Matthew Licht

A Letter to the Editor

My co-worker Francine (not her real name) always sent so many mixed signals.

Though a confirmed metrosexual, I consider myself straight. I try to dress well, work out, use hair- and skin-care products. Many women at work pay compliments, but Francine went further. She winked, sometimes even “copped a feel” of my suits and ties. She asked for fashion tips, and we used to go on lunch-hour shopping safaris together.

Francine’s older than I am. She’s married, but that wouldn’t stop some guys I know.

When Francine said, “Let’s meet in Conference Room A”, which was unoccupied at the time, I thought we were about to cross a line. We did, but the line we crossed was unexpected.

She whispered that the Boss had asked to see her in his office, and she needed to be sure she looked “correct”. Be brutal, she said, like on TV. Disappointed, I said she looked fine.
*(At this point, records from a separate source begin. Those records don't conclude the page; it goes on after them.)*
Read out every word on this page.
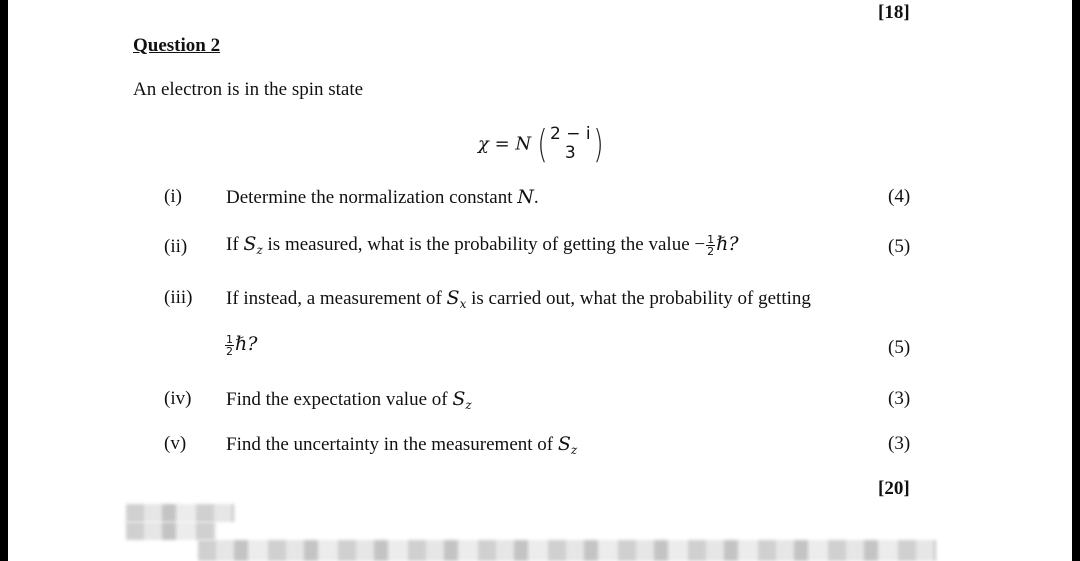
[18]
Question 2
An electron is in the spin state
χ = N ( 2 − i
3 )
(i) Determine the normalization constant N.	(4)
(ii) If $S_z$ is measured, what is the probability of getting the value − $\frac{1}{2}$ ℏ?	(5)
(iii) If instead, a measurement of $S_x$ is carried out, what the probability of getting
$\frac{1}{2}$ ℏ?	(5)
(iv) Find the expectation value of $S_z$	(3)
(v) Find the uncertainty in the measurement of $S_z$	(3)
[20]
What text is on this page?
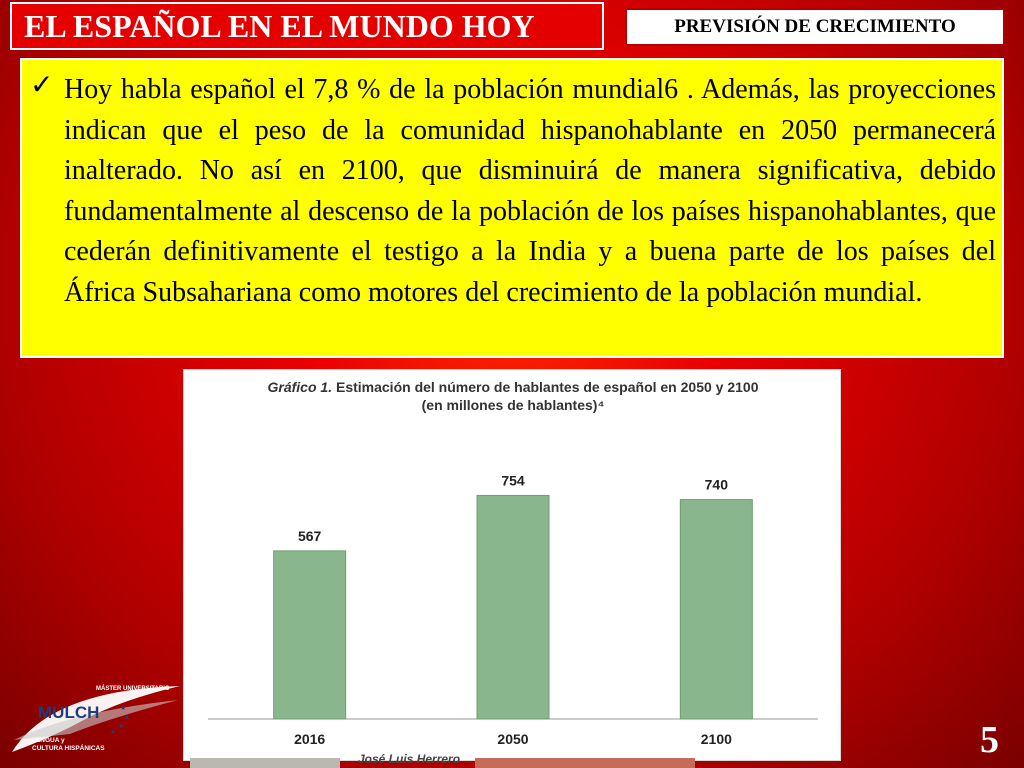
EL ESPAÑOL EN EL MUNDO HOY	PREVISIÓN DE CRECIMIENTO
✓ Hoy habla español el 7,8 % de la población mundial6 . Además, las proyecciones indican que el peso de la comunidad hispanohablante en 2050 permanecerá inalterado. No así en 2100, que disminuirá de manera significativa, debido fundamentalmente al descenso de la población de los países hispanohablantes, que cederán definitivamente el testigo a la India y a buena parte de los países del África Subsahariana como motores del crecimiento de la población mundial.

Gráfico 1. Estimación del número de hablantes de español en 2050 y 2100
(en millones de hablantes)⁴
567
2016
754
2050
740
2100
José Luis Herrero
MÁSTER UNIVERSITARIO
MULCH	★
★
★
★
LENGUA y
CULTURA HISPÁNICAS	5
She hiked her skirt, unbuttoned her blouse.

“Think this is too much?”

Maybe I shook my head.

She pulled off her shoes. “Do my feet smell?”

She sat on the conference table, raised her legs, and put her feet in my face. I said they smelled fine.

She gave me a peck on the cheek. “Thanks. Wait for me after work.”

She went off to face The Boss. I stayed in the Conference Room to cool down. This took a while.

The thing is, Francine’s feet did smell.

The rest of the workday was a total loss.

Francine waltzed into my cubicle after the whistle blew. “It worked!” she said. “I made vice-president. Thanks for giving me the confidence. Let’s have a drink to celebrate. My treat.”

At the bar, Francine put her hand on my knee, practically licked my ear, gave what I thought were significant looks. After a few martinis, I blurted out, “Why don’t we go to a motel or something?”

She looked at me as though I’d vomited.

“With you? But you’re a…”

For some reason, I confessed what’d gotten me so hot about her.

“Oh my god that’s so disgusting,” she said. “And now I gotta worry about foot odor on top of it.”

All I could do was pray that the stuffed shark hanging above our booth would fall on my head and kill me.

Francine said she wouldn’t pay for drinks after all. Instead, she was going to tell her husband what I’d said about her. He’s a pro wrestler or a bodyguard or something like that.

At least he won’t send mixed signals.